Power-hungry AI: Researchers evaluate energy consumption across models

The tech industry is a major and growing contributor to global energy consumption. Data centers, in particular, are responsible for an estimated 2% of electricity use in the U.S., consuming up to 50 times more energy than an average commercial building, and that number is only trending up as increasingly popular large language models (LLMs) become connected to data centers and eat up huge amounts of data. Based on current datacenter investment trends, LLMs could emit the equivalent of five billion U.S. cross-country flights in one year.

In response to this issue, a team of researchers at the University of Michigan has developed the ML.ENERGY Leaderboard, which evaluates and ranks open-source LLMs according to how much energy they consume. Growing out of the team’s prior development of Zeus, a framework for measuring and optimizing the energy consumption of deep learning models used to power modern AI, the ML.ENERGY Leaderboard aims to supply developers and end users alike with a holistic view of how much energy LLMs consume, allowing developers and users to factor in any given application’s energy demands when deciding to use it.

“Recent years have seen a huge rise in large language models, but the conversation has revolved almost exclusively around performance,” said Jae-Won Chung, doctoral student in computer science and engineering at U-M. “No one is really thinking about energy consumption.”

The information that has emerged surrounding AI’s energy use has been incomplete at best. The ML.ENERGY Leaderboard is the first known initiative to dive deeper into the dynamics influencing energy use among open-source LLMs and identify which models are consuming more or less energy and why.

“This is the first analysis of its kind,” said Mosharaf Chowdhury, Morris Wellman Faculty Development Professor of Computer Science and Engineering at U-M. “The literature that does exist on AI energy consumption is either anecdotal or based on very basic calculations. No one has tried to drill down to the specifics in a systematic and principled way to determine how much energy AI is consuming.”
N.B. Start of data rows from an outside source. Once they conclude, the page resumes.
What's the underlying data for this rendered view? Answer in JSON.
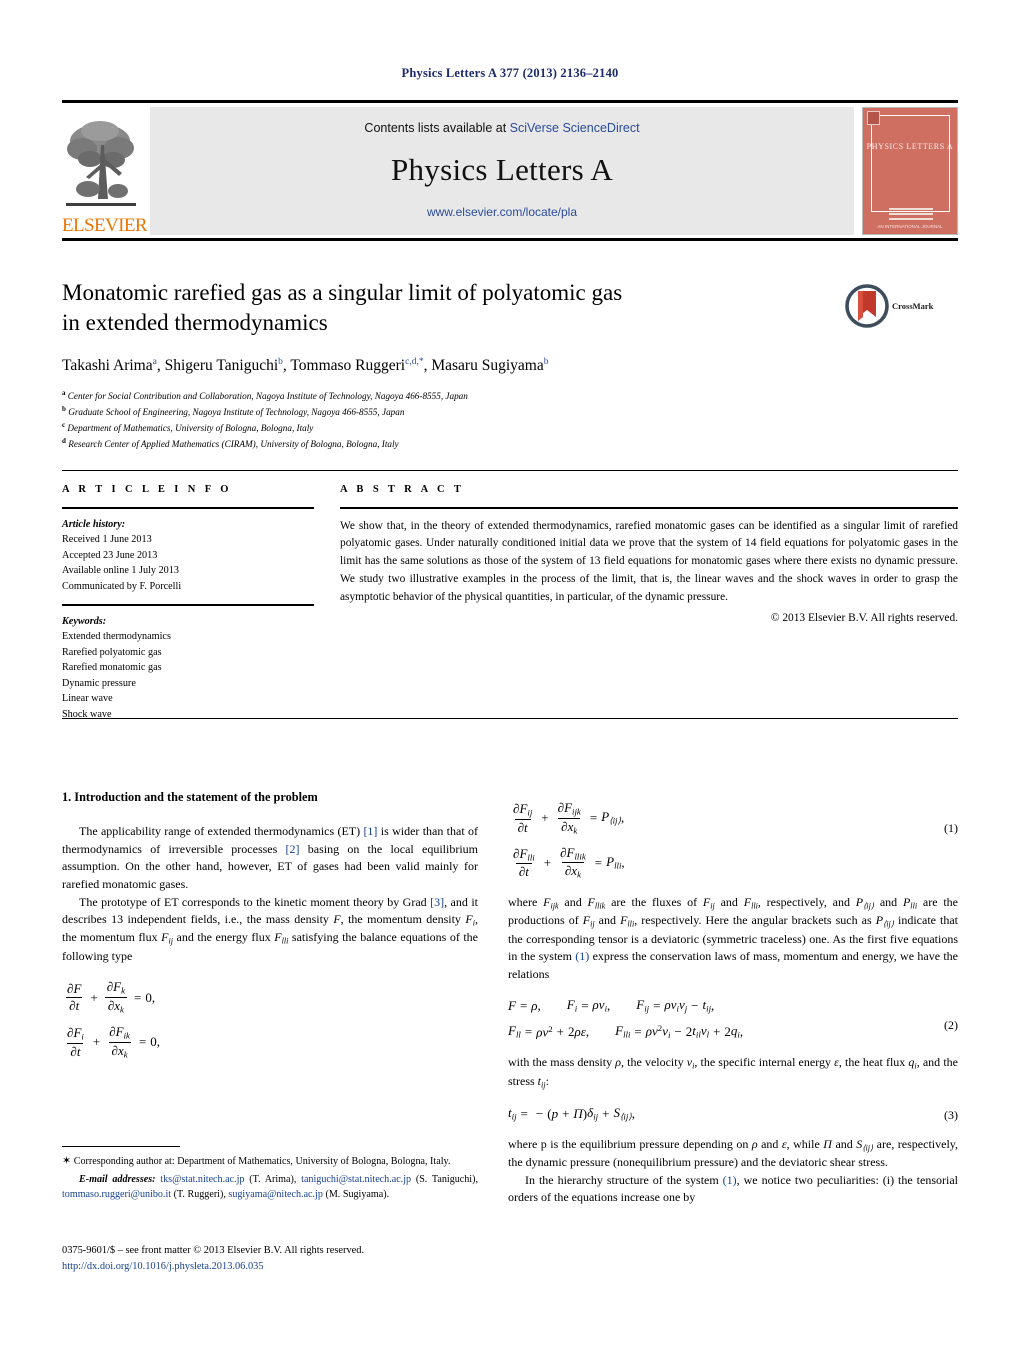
{
  "running_head": "Physics Letters A 377 (2013) 2136–2140",
  "masthead": {
    "contents_prefix": "Contents lists available at ",
    "sciencedirect_link": "SciVerse ScienceDirect",
    "journal_title": "Physics Letters A",
    "journal_url": "www.elsevier.com/locate/pla",
    "publisher_wordmark": "ELSEVIER",
    "cover": {
      "title": "PHYSICS LETTERS A",
      "footer": "AN INTERNATIONAL JOURNAL",
      "color": "#cf6f62"
    }
  },
  "article": {
    "title_line1": "Monatomic rarefied gas as a singular limit of polyatomic gas",
    "title_line2": "in extended thermodynamics",
    "authors": [
      {
        "name": "Takashi Arima",
        "marks": "a"
      },
      {
        "name": "Shigeru Taniguchi",
        "marks": "b"
      },
      {
        "name": "Tommaso Ruggeri",
        "marks": "c,d,*"
      },
      {
        "name": "Masaru Sugiyama",
        "marks": "b"
      }
    ],
    "affiliations": [
      {
        "mark": "a",
        "text": "Center for Social Contribution and Collaboration, Nagoya Institute of Technology, Nagoya 466-8555, Japan"
      },
      {
        "mark": "b",
        "text": "Graduate School of Engineering, Nagoya Institute of Technology, Nagoya 466-8555, Japan"
      },
      {
        "mark": "c",
        "text": "Department of Mathematics, University of Bologna, Bologna, Italy"
      },
      {
        "mark": "d",
        "text": "Research Center of Applied Mathematics (CIRAM), University of Bologna, Bologna, Italy"
      }
    ],
    "crossmark_label": "CrossMark"
  },
  "info": {
    "heading": "A R T I C L E   I N F O",
    "history_label": "Article history:",
    "history": [
      "Received 1 June 2013",
      "Accepted 23 June 2013",
      "Available online 1 July 2013",
      "Communicated by F. Porcelli"
    ],
    "keywords_label": "Keywords:",
    "keywords": [
      "Extended thermodynamics",
      "Rarefied polyatomic gas",
      "Rarefied monatomic gas",
      "Dynamic pressure",
      "Linear wave",
      "Shock wave"
    ]
  },
  "abstract": {
    "heading": "A B S T R A C T",
    "text": "We show that, in the theory of extended thermodynamics, rarefied monatomic gases can be identified as a singular limit of rarefied polyatomic gases. Under naturally conditioned initial data we prove that the system of 14 field equations for polyatomic gases in the limit has the same solutions as those of the system of 13 field equations for monatomic gases where there exists no dynamic pressure. We study two illustrative examples in the process of the limit, that is, the linear waves and the shock waves in order to grasp the asymptotic behavior of the physical quantities, in particular, of the dynamic pressure.",
    "copyright": "© 2013 Elsevier B.V. All rights reserved."
  },
  "body": {
    "section_heading": "1. Introduction and the statement of the problem",
    "left_paragraph_1_a": "The applicability range of extended thermodynamics (ET) ",
    "left_paragraph_1_cite1": "[1]",
    "left_paragraph_1_b": " is wider than that of thermodynamics of irreversible processes ",
    "left_paragraph_1_cite2": "[2]",
    "left_paragraph_1_c": " basing on the local equilibrium assumption. On the other hand, however, ET of gases had been valid mainly for rarefied monatomic gases.",
    "left_paragraph_2_a": "The prototype of ET corresponds to the kinetic moment theory by Grad ",
    "left_paragraph_2_cite": "[3]",
    "left_paragraph_2_b": ", and it describes 13 independent fields, i.e., the mass density ",
    "left_paragraph_2_c": ", the momentum density ",
    "left_paragraph_2_d": ", the momentum flux ",
    "left_paragraph_2_e": " and the energy flux ",
    "left_paragraph_2_f": " satisfying the balance equations of the following type",
    "right_paragraph_1_a": "where ",
    "right_paragraph_1_b": " and ",
    "right_paragraph_1_c": " are the fluxes of ",
    "right_paragraph_1_d": " and ",
    "right_paragraph_1_e": ", respectively, and ",
    "right_paragraph_1_f": " are the productions of ",
    "right_paragraph_1_g": ", respectively. Here the angular brackets such as ",
    "right_paragraph_1_h": " indicate that the corresponding tensor is a deviatoric (symmetric traceless) one. As the first five equations in the system ",
    "right_paragraph_1_cite": "(1)",
    "right_paragraph_1_i": " express the conservation laws of mass, momentum and energy, we have the relations",
    "right_paragraph_2_a": "with the mass density ",
    "right_paragraph_2_b": ", the velocity ",
    "right_paragraph_2_c": ", the specific internal energy ",
    "right_paragraph_2_d": ", the heat flux ",
    "right_paragraph_2_e": ", and the stress ",
    "right_paragraph_2_f": ":",
    "right_paragraph_3_a": "where p is the equilibrium pressure depending on ",
    "right_paragraph_3_b": " and ",
    "right_paragraph_3_c": ", while ",
    "right_paragraph_3_d": " and ",
    "right_paragraph_3_e": " are, respectively, the dynamic pressure (nonequilibrium pressure) and the deviatoric shear stress.",
    "right_paragraph_4_a": "In the hierarchy structure of the system ",
    "right_paragraph_4_cite": "(1)",
    "right_paragraph_4_b": ", we notice two peculiarities: (i) the tensorial orders of the equations increase one by"
  },
  "equations": {
    "eq1_number": "(1)",
    "eq2_number": "(2)",
    "eq3_number": "(3)"
  },
  "footnote": {
    "star": "✶",
    "corresponding": "Corresponding author at: Department of Mathematics, University of Bologna, Bologna, Italy.",
    "email_label": "E-mail addresses:",
    "emails": [
      {
        "addr": "tks@stat.nitech.ac.jp",
        "who": "(T. Arima)"
      },
      {
        "addr": "taniguchi@stat.nitech.ac.jp",
        "who": "(S. Taniguchi)"
      },
      {
        "addr": "tommaso.ruggeri@unibo.it",
        "who": "(T. Ruggeri)"
      },
      {
        "addr": "sugiyama@nitech.ac.jp",
        "who": "(M. Sugiyama)"
      }
    ]
  },
  "frontmatter": {
    "line1": "0375-9601/$ – see front matter © 2013 Elsevier B.V. All rights reserved.",
    "doi": "http://dx.doi.org/10.1016/j.physleta.2013.06.035"
  }
}
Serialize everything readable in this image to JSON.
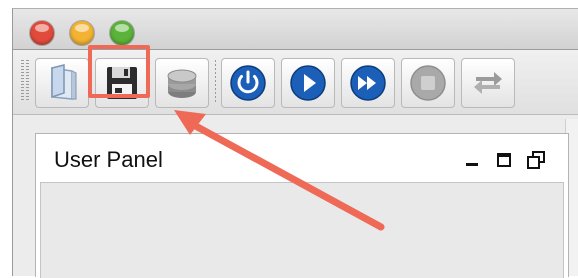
{
  "window": {
    "traffic_lights": [
      {
        "name": "close-light",
        "color": "#e24b3b"
      },
      {
        "name": "minimize-light",
        "color": "#f3b332"
      },
      {
        "name": "zoom-light",
        "color": "#5bb33a"
      }
    ]
  },
  "toolbar": {
    "buttons": [
      {
        "name": "open-button",
        "icon": "open-file-icon"
      },
      {
        "name": "save-button",
        "icon": "floppy-disk-icon",
        "highlighted": true
      },
      {
        "name": "database-button",
        "icon": "database-icon"
      },
      {
        "name": "power-button",
        "icon": "power-icon"
      },
      {
        "name": "play-button",
        "icon": "play-icon"
      },
      {
        "name": "fast-forward-button",
        "icon": "fast-forward-icon"
      },
      {
        "name": "stop-button",
        "icon": "stop-icon",
        "disabled": true
      },
      {
        "name": "swap-button",
        "icon": "swap-arrows-icon",
        "disabled": true
      }
    ]
  },
  "panel": {
    "title": "User Panel",
    "controls": [
      "minimize-icon",
      "maximize-icon",
      "restore-icon"
    ]
  },
  "annotation": {
    "arrow_color": "#ee6a57",
    "highlight_color": "#ee6a57"
  }
}
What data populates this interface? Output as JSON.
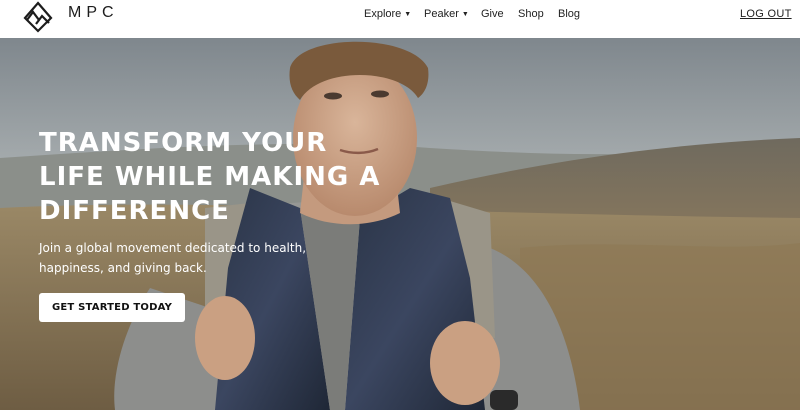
{
  "brand": {
    "name": "MPC",
    "logo_icon": "mountain-diamond-logo"
  },
  "nav": {
    "explore": "Explore",
    "peaker": "Peaker",
    "give": "Give",
    "shop": "Shop",
    "blog": "Blog",
    "dropdown_icon": "chevron-down-icon"
  },
  "account": {
    "logout": "LOG OUT"
  },
  "hero": {
    "title": "TRANSFORM YOUR LIFE WHILE MAKING A DIFFERENCE",
    "subtitle": "Join a global movement dedicated to health, happiness, and giving back.",
    "cta": "GET STARTED TODAY",
    "image": "man-with-backpack-on-moorland-photo"
  },
  "colors": {
    "text_dark": "#1c1c1c",
    "hero_text": "#ffffff",
    "button_bg": "#ffffff"
  }
}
Accompanying the Leaderboard is an interactive, online serving system that gives users a blind, side-by-side comparison of the content generated by two different LLMs in response. After deciding which content they like more, the user is given information about their relative energy consumption and then has the opportunity to revise their choice. The team hopes that the tool will serve as a guide for those seeking to balance performance and energy consumption in their choice of LLMs, ultimately promoting the use of more energy efficient models, while also providing information on how users choose LLM models.

“The objective of the serving system is to learn about how people perceive large language models,” said Jiachen (Amber) Liu, doctoral student in computer science and engineering at U-M. “We want to parse how users balance response quality and overall performance with energy considerations, and how much that affects their choice.”

The information gleaned from the Leaderboard is useful to multiple stakeholders, whether it is the developer creating or modifying the model, the civil engineer designing and building the data center building, or the end user. Considering the tremendous energy burden data centers face, any increase in energy efficiency translates into significant cost savings. This trickles down to everyday people as well.

“This initiative goes far, far beyond computer science,” said Chowdhury. “We not only want to collect the numbers but also build the tools so that anyone can use and incorporate this software with their existing systems.”

The ML.ENERGY Leaderboard is part of a broader initiative spearheaded by the SymbioticLab at U-M. In addition to Chowdhury, Chung, and Liu, the Leaderboard team also includes Zhiyu (Julius) Wu and Ding (Eric) Ding, undergraduate students in computer science at U-M.